Valdosta Daily Times

Local News

October 5, 2009

Lowndes BOE member suggests working with Habitat

VALDOSTA — The Lowndes County School System may eventually have a community service project that incorporates the entire system.

At Monday’s work session at Moulton Branch Elementary School, Jason Wisenbaker, District 4, related a story he had heard at a recent Rotary meeting.

The executive director of Habitat for Humanity, Stuart Mullis, said that when he visited a homeowner who had recently paid off his home, the man credited the house with putting his three children in college.

Before the Habitat home, the eldest child, then in middle school was ashamed to come home, Wisenbaker related.

The child began skipping school and hanging out with the wrong crowd. When the family began living in the Habitat for Humanity home, the child began coming home and going back to school, eventually graduating and going to college, Wisenbaker said.

The oldest child’s actions encouraged the younger children to also go to college, he said.

“That is what we are about,” Wisenbaker said.

He suggested the school system work with Habitat for Humanity to build a home either for a staff member or a parent within the school system.

Habitat for Humanity has never built a house out in the county, Wisenbaker said.

“It would be a great thing for the system to get behind especially if it is somebody that works for us that needs a home,” he said.

Superintendent Dr. Steve Smith said the idea would tie in nicely with having high school students perform community service before graduation.

Wisenbaker, Smith and Lowndes High Principal Wes Taylor, among others will meet next week to further flesh the idea out, Smith said.

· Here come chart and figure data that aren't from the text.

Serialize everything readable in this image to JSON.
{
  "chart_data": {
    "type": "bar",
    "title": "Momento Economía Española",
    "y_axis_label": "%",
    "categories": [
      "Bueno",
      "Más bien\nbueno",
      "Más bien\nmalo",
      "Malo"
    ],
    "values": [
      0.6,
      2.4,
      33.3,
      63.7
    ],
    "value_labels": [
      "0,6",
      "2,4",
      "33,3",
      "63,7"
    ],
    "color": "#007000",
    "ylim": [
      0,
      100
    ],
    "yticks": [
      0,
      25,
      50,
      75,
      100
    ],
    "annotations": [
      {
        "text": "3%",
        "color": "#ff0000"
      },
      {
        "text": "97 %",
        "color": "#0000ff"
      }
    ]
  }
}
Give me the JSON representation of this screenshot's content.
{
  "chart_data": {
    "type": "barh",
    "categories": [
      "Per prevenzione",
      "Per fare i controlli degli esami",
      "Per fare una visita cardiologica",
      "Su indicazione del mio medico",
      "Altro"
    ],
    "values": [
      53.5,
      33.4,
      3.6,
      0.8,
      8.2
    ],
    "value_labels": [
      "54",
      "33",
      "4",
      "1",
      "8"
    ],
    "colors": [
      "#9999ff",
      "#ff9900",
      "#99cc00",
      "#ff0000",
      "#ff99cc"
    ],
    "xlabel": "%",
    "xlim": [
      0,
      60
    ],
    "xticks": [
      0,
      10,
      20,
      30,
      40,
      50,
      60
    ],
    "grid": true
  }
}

Fred Wetherington, District 2, suggested the home near Lowndes Middle School the system has been trying to move and sell as a possible starting point.

In other news:

• Smith presented the board with a resolution that was sent to all school systems regarding the Georgia Charter Schools Commission. The resolution is not against charter schools, but is against the Commission itself which has bypassed local school systems to create charter schools.

The resolution, if passed, would mean the Lowndes County School System “unanimously states its support of those locally elected boards of education that have been required to go to court in an effort to stop this unconstitutional usurpation of power and local tax funds, and its continued commitment to the constitutional doctrine of control and management of local public schools and local public school tax dollars by elected local boards of education.”

The commission has the right to endorse a charter school, approve it and subsequently remove funds from the county school for the charter school to operate, all without the local board’s involvement, he said.

Smith said the school system is not against charter schools.

Two state charter schools have been approved by the commission, one in Gwinnett County and one in Bulloch County.

The board will vote on the resolution, Tuesday, October 13 at 6 p.m. at the central office.

• Irvin Green updated the board on the energy savings the system has made in the year since cost initiatives were implemented. Green did not have a total savings for the system but used Lowndes High School as an example on the money and energy saved.

In September of 2008, the high school used 700,075 kilowatt hours at a cost of $64,490.90. In September of 2009, 598,800 kilowatt hours were used at a cost of $56,578.70, with power adjustments increased, he said.

The decrease in usage has allowed the system to absorb the increase in power adjustments, Green said.

• Smith presented the board with the official AYP report. Lowndes High School made AYP, which means the entire school system has made AYP three out of the last four years.

• Mike Powers, executive director of facilities, presented the board with a change order for Pine Grove Middle School. The work, blasting the rock on the school, was previously approved by the board but no documentation was presented.

With the change order the price of the school is still below the initial contracted cost, Powers said.

• Westside Elementary School fifth grade math teachers were presented with an award from Georgia Department of Education State School Superintendent Kathy Cox.

The school was recognized for Distinguished Achievement in Math.